The bitonic sorting network for $k=2$ can be created by using a $k=2$ bitonic
sorter and two $k=k_{prev}-1$ sorters. The two sorters create a decreasingly or
increasingly sorted sequence in order to create a bitonic input for the bitonic sorter.
Bitonic sorting networks of a lower order are mostly used for the two pre-sorters;
therefore, a recursive definition of a bitonic sorting network from bitonic sorters
can be described. In the above example, the two bitonic sorting networks are
$k=1$ networks; hence, they are just a comparator. The following figure shows
the overall scheme.

This overall scheme requires the sorter to have an input of sequence that is a power of two. There are, however, possibilities to mitigate this by, for example, using sentinel values.

== Pseudocode ==
The following pseudocode describes the sorting process. In the code, a is the array to be sorted, low is the index of the first item in the sub-array to be sorted, k and count is the number items in the sub-array that are being sorted in this function call. direction is a boolean value that determines whether the sub-array is being sorted into ascending / descending order.

The function call bitonicSort(a, 0, n, 1) is used to sort a (ascending), where n is the number of items in a .
 function bitonicMerge(a, low, count, direction) is
     if count > 1 THEN
         k ← count / 2
         // Compare and swap elements across the halves
         for i ← low to low + k do
             // determine if two elements of a are out of order in relation to the direction of sorting.
             if (direction == 1 AND a[i] > a[i + k]) OR (direction == 0 AND a[i] < a[i + k]) THEN
                 swap a[i] with a[i + k]

         // Recursively merge both halves
         bitonicMerge(a, low, k, direction)
         bitonicMerge(a, low + k, k, direction)
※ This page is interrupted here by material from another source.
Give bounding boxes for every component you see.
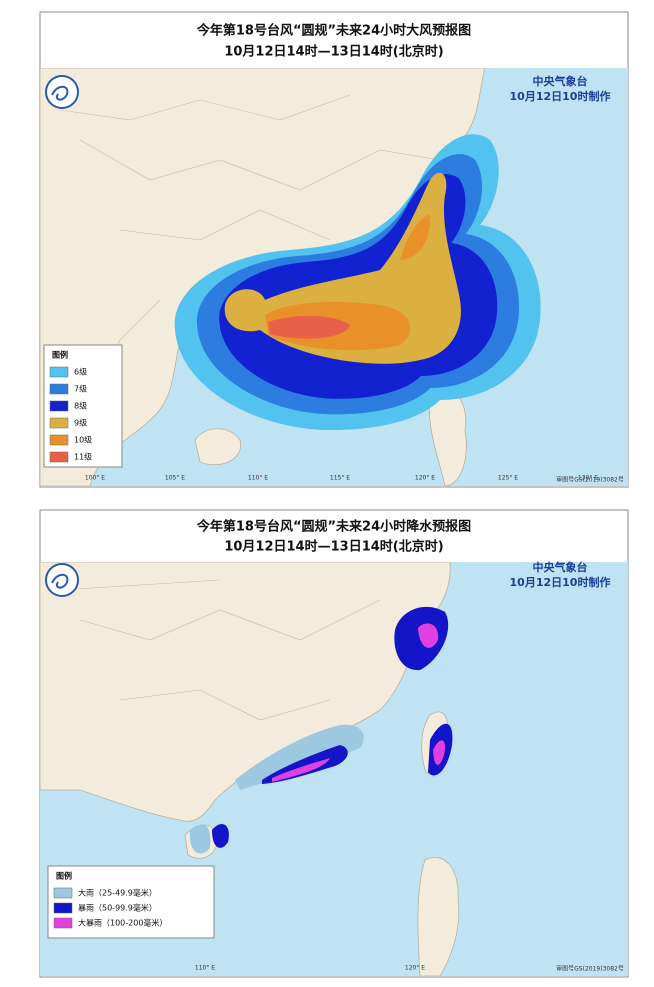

 // This only works when input size is a power of 2.
 function bitonicSort(a, low, count, direction) is
     if count > 1 THEN
         k ← count / 2

         // Sort first/second half into ascending/descending order
         bitonicSort(a, low, k, 1)
         bitonicSort(a, low + k, k, 0)

         // Merge entire sequence in desired order
         bitonicMerge(a, low, count, direction)

== Complexity ==

In this section we assume that our sorter has $n=2^k$ input elements as previously.
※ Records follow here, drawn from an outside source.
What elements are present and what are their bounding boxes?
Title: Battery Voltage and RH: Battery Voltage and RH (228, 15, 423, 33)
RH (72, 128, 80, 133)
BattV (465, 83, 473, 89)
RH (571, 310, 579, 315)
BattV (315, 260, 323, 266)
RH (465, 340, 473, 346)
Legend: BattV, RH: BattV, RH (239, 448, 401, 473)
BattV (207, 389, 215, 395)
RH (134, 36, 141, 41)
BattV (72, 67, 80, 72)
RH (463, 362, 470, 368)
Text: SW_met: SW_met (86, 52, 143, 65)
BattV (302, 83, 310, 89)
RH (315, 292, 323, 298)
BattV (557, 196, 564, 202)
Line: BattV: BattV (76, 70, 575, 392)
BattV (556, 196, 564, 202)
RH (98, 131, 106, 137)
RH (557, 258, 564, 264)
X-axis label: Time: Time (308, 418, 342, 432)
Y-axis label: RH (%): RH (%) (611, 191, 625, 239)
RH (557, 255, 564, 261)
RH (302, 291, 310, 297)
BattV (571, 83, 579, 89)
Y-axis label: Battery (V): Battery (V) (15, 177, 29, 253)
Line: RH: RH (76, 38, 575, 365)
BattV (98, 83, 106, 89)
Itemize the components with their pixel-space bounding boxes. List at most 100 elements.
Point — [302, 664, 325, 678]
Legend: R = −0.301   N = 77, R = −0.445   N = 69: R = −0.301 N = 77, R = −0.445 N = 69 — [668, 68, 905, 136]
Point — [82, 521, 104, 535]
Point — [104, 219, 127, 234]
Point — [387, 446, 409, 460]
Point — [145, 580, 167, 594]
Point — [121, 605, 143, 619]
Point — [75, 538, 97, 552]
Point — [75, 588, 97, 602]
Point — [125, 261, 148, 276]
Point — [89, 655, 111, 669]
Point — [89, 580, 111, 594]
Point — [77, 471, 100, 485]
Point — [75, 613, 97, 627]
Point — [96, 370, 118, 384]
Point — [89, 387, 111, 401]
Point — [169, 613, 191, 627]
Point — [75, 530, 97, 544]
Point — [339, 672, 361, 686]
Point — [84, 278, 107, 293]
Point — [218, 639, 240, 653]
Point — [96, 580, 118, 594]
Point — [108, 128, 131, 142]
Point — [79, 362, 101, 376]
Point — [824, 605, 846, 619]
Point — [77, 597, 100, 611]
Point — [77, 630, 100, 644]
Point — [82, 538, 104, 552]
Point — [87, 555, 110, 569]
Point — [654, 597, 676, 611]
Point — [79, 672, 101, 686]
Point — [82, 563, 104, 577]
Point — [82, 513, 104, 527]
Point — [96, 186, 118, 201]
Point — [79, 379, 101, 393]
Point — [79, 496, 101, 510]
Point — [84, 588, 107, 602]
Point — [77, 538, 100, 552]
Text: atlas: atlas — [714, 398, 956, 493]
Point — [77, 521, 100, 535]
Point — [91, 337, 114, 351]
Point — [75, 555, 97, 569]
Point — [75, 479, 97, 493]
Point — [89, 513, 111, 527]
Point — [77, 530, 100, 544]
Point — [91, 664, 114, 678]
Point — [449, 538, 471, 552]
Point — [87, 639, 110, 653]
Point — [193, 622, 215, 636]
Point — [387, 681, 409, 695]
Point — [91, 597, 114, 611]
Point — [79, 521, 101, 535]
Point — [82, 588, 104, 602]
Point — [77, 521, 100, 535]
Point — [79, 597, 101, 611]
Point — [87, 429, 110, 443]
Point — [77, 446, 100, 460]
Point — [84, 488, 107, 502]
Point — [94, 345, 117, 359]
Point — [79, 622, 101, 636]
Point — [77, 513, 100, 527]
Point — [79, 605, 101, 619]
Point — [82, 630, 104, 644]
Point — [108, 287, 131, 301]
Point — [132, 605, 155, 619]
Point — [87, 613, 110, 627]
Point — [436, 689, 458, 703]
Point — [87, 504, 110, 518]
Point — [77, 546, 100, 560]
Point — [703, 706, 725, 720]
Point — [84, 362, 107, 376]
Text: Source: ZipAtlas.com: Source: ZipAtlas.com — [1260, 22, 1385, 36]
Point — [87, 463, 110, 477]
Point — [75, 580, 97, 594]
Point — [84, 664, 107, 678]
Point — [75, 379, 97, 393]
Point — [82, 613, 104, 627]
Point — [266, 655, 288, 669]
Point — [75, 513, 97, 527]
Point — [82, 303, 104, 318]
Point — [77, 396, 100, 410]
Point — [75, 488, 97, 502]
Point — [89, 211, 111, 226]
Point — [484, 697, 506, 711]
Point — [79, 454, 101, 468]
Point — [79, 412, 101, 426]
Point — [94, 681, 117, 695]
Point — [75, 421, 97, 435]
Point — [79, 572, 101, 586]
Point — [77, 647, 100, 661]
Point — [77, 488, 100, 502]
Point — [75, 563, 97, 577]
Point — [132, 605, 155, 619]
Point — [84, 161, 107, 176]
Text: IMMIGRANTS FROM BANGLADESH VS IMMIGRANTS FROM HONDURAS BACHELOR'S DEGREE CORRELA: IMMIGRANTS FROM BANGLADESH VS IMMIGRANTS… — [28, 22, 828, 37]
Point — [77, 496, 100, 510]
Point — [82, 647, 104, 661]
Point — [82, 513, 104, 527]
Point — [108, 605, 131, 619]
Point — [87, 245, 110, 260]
Each recursion in a bitonic sorting network adds a sorter of order $k_{next}=k_{prev}-1$, which consists of bitonic $k_{next}$ sorter and the next recursion. As both sub-sorters can be done in parallel, only one level is added for each level in both sub-sorters. Each bitonic sorter has, therefore, one recombination layer and a lower-order bitonic sorter for its recursion. This results in $k$ levels per bitonic sorter. Therefore, we can describe this construction's levels as the following sum: $\sum_{i=1}^{k} i$.

This sum can be reduced using the Gauss sum formula $\sum_{i=1}^{k} i = \dfrac{1}{2}k(k+1)$

Therefore, the number of levels in which each comparison can be done in parallel is given by $\dfrac{1}{2} k(k+1)$. Which gives us $\mathcal{O}(k^2+k)=\mathcal{O}(k^2)=\mathcal{O}((\log_2 n)^2)$ assuming $n$ comparisons can be performed in parallel.

Although the absolute number of comparisons is typically higher than Batcher's odd-even sort, many of the consecutive operations in a bitonic sort retain a locality of reference, making implementations more cache-friendly and typically more efficient in practice.